For businesses, particularly those in marketing, media, and entertainment, the rules demand process changes. Every campaign asset touched by AI must be labeled. Every social post using generative tools must carry identifiers. Agencies will need new workflows, compliance checklists, and possibly legal reviews before hitting "publish."
E-commerce platforms, news aggregators, and user-generated content sites face the toughest road. They'll need to balance user experience with regulatory compliance, all while ensuring their automated systems don't mislabel content or create false positives that anger users.
The clock is ticking. Once these rules are finalized—likely by late November or early December 2025—platforms will have limited time to build and deploy compliant systems. Global tech giants have resources; smaller Indian startups may struggle.
MeitY emphasized that the amendments aim to maintain "an open, safe, trusted, and accountable Internet" while balancing free expression and innovation. That balance is the hard part. Over-regulate, and you stifle the very innovation India wants to encourage. Under-regulate, and the deepfake crisis worsens.
India's proposal is bold, specific, and—if enforced—potentially effective.

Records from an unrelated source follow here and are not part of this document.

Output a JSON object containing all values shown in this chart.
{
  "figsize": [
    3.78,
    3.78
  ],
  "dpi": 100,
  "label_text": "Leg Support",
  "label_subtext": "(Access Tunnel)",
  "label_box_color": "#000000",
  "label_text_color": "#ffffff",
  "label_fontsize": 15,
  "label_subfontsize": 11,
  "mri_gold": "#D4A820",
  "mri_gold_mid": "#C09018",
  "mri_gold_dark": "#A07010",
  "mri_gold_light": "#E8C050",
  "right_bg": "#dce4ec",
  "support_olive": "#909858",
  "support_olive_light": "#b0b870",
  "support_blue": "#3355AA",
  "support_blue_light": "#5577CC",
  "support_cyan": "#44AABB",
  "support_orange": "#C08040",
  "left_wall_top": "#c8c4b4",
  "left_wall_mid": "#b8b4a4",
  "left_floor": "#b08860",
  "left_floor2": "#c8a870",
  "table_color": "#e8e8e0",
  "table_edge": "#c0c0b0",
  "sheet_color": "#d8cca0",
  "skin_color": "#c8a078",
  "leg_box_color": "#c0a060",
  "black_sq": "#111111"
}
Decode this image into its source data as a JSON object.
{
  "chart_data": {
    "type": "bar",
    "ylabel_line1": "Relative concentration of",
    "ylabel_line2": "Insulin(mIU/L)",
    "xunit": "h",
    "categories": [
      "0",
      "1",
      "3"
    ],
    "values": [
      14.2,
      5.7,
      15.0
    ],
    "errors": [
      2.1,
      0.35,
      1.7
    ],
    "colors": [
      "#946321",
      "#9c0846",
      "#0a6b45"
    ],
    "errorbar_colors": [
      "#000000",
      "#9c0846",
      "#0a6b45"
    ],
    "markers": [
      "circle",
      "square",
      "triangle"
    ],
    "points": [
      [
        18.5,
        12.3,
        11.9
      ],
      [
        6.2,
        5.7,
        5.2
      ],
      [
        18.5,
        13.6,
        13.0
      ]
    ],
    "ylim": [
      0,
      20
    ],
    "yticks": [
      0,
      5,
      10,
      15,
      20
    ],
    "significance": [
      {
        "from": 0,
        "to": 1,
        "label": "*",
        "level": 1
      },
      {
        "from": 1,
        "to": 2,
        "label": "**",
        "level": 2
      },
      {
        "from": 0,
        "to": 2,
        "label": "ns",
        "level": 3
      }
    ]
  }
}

The 10% visibility threshold gives platforms clear targets. The permanent metadata requirement creates technical accountability. The safe harbor consequences provide teeth.
But success depends on execution. Can regulators build the enforcement infrastructure? Can platforms develop reliable detection tools? Can users learn to trust labels in a world where trust itself is under siege?
The next few months will be crucial. Public feedback closes November 6. Watch for revised drafts in December. And if you're on any platform with over five million Indian users, expect to see those AI labels sooner than you think.